Executive Vice President for Academics and Research Tei-Wei Kuo says, "The logic of taking care of business is to first decide which business ought to be done and then determine how to do it." This coming semester, NTU will continue to promote interdisciplinary learning and strengthen students' core abilities while emphasizing talent development for internationalization and pursuing academic cooperation and exchanges with partner universities.
Among the university's major business matters in the area of academics will be the promotion of "second specializations." This is intended to encourage students to step out of their departments so as to expand their professional knowledge in interdisciplinary fields. As they pursue specialized skills, students must not overlook the importance of cultivating core abilities. To address these needs, the Office of Academic Affairs offers training in composition and in basic computer and Internet skills.
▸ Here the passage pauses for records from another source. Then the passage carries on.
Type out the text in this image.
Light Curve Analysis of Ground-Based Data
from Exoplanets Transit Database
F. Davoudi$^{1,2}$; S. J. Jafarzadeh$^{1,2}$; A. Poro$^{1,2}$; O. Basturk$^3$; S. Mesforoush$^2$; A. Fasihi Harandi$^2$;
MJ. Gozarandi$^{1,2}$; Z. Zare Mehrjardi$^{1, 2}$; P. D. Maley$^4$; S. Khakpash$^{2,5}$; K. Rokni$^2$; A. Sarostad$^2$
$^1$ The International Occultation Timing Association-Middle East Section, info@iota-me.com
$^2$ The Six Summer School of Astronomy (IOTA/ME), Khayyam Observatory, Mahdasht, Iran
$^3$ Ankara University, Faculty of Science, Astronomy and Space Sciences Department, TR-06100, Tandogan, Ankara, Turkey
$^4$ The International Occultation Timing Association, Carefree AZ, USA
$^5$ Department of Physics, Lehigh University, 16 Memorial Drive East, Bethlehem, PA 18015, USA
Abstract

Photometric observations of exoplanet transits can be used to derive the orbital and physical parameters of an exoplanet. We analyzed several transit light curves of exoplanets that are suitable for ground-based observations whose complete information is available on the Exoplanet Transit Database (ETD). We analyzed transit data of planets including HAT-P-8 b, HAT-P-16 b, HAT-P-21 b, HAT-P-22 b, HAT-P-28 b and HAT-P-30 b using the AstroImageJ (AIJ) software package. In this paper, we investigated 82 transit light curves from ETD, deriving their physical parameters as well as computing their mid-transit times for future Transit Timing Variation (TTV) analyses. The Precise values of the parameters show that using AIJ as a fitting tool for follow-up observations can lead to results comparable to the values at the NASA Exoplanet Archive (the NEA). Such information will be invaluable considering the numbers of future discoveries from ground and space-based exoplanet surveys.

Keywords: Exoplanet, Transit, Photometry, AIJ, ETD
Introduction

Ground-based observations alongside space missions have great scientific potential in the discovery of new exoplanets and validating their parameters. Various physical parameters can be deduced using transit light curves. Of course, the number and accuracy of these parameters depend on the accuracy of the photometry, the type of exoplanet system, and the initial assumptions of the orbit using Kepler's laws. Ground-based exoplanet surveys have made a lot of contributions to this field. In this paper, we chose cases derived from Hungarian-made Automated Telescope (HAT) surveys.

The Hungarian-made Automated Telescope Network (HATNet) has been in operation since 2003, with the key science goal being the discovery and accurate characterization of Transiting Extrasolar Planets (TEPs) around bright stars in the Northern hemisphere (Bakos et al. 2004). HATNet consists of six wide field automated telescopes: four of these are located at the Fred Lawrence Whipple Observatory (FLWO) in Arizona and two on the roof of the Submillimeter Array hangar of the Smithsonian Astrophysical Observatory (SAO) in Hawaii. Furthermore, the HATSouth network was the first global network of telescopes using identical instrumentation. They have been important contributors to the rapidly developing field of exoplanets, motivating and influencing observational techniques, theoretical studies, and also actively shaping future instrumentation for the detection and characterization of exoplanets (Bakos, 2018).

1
Moreover, as language skills are the basic requirement for internationalization, students who have set their sights on the world beyond Taiwan must dedicate themselves to developing their Mandarin and foreign language skills. These days, we spend our lives connected to our computers and smartphones. This has created greater opportunities that in turn require correspondingly broader skill sets. NTU encourages students to develop their computer skills, and provides a range of courses pertaining to computers and information technology. Subjects covered in these courses include programming languages, front-end and back-end web design, and languages for data analytics.
As for research, NTU aims to provide an outstanding and well-established research environment for students and faculty members, as well as to encourage interdisciplinary cooperation, boost synergy between academia and industry, and support the nation's industrial development. Currently, we are also planning and promoting interdisciplinary and cross-generational research cooperation in hopes of igniting new sparks of innovation. Meanwhile, the university also offers scholarships for students who meet the requirements for exemptions from qualifying examinations for Master's and PhD programs. These scholarships encourage students who intend to pursue careers in academia, and help optimize the campus's research environment.
Still, Executive Vice President Kuo remains deeply concerned about such potential worries as brain drain and difficulties in hiring young faculty members to face the field of higher education in Taiwan. Citing NTU as an example, Kuo points out that more than half of the university's faculty members have already reached the age of 50, and the problem of low salaries has severely impacted the university's ability to hire and retain quality faculty members. Moreover, because university faculty members are often over 35 years old when they are hired, there are fears that the government's annuity reforms will deliver yet another major blow to higher education and leave those employed in this field facing increasingly grim prospects. Taiwan should confront this problem head on; otherwise, we will find ourselves in a position in which we have research funds but no qualified people to put them to use, which will profoundly impact our capacity to cultivate talented professionals in Taiwan as well as support the nation's future industrial development.